If you go a little deeper into John Dewan's plus-minus scale, the primary metric used by the Fielding Bible, it reveals that Beltre's side-to-side range is the best in the game. For pitchers like Jon Lester who were burned so often last season by ground balls sneaking through the infield, Beltre's side-to-side range will be a tremendous boost next season.

Consider, first, the player Beltre will be replacing:

Mike Lowell, minus-23 in 2009
To his right: minus-3
To his left: minus-17

Even in his prime, though, Lowell wasn't the defensive player Beltre is. Consider Lowell during a 2007 season in which he was perfectly healthy from start to finish:
To his right: plus-6
To his left: minus-6

Even when he was healthy, Lowell was making fewer plays to his left -- to the shortstop side of third base -- than the average third baseman, and he wasn't making up for it with any kind of elite defense to his right.

Compare that to the five best defensive third baseman -- as ranked by Dewan's scale -- in baseball last season:

Chone Figgins, plus-40
To his right: plus-1
To his left: plus-23

Ryan Zimmerman, plus-28
To his right: minus-3
To his left: plus-25

Adrian Beltre, plus-27
To his right: plus-9
To his left: plus-11

Scott Rolen, plus-22
To his right: plus-7
To his left: plus-8

Evan Longoria, plus-21
To his right: plus-3
To his left: plus-10

Notice anything?

No third baseman on that list is as balanced as Beltre. Figgins, Longoria and Zimmerman all were better to their left last season than Beltre -- but no one in that group was as good going to their right as Beltre was. No third baseman in baseball, in fact, is better down the line than Beltre.
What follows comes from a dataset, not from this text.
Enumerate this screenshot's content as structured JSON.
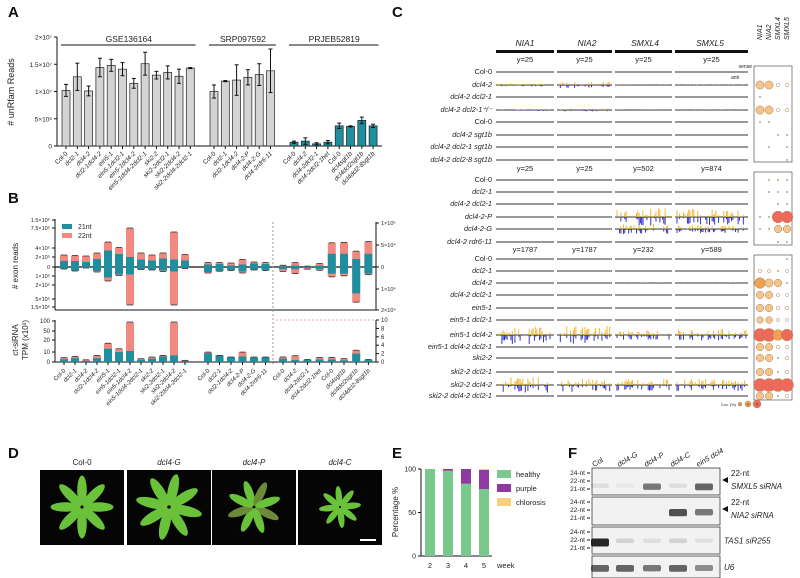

Theo Epstein made a point of upgrading his infield defense -- and its side-to-side range in particular. Alex Gonzalez, for example, still had the same sure hands he'd always had, but injuries had diminished his range going to his left or to his right.

No third baseman in baseball has better side-to-side range than Beltre.

1 comment:

Gweg said...

thanks for your stats and your blog Brian you do a good job.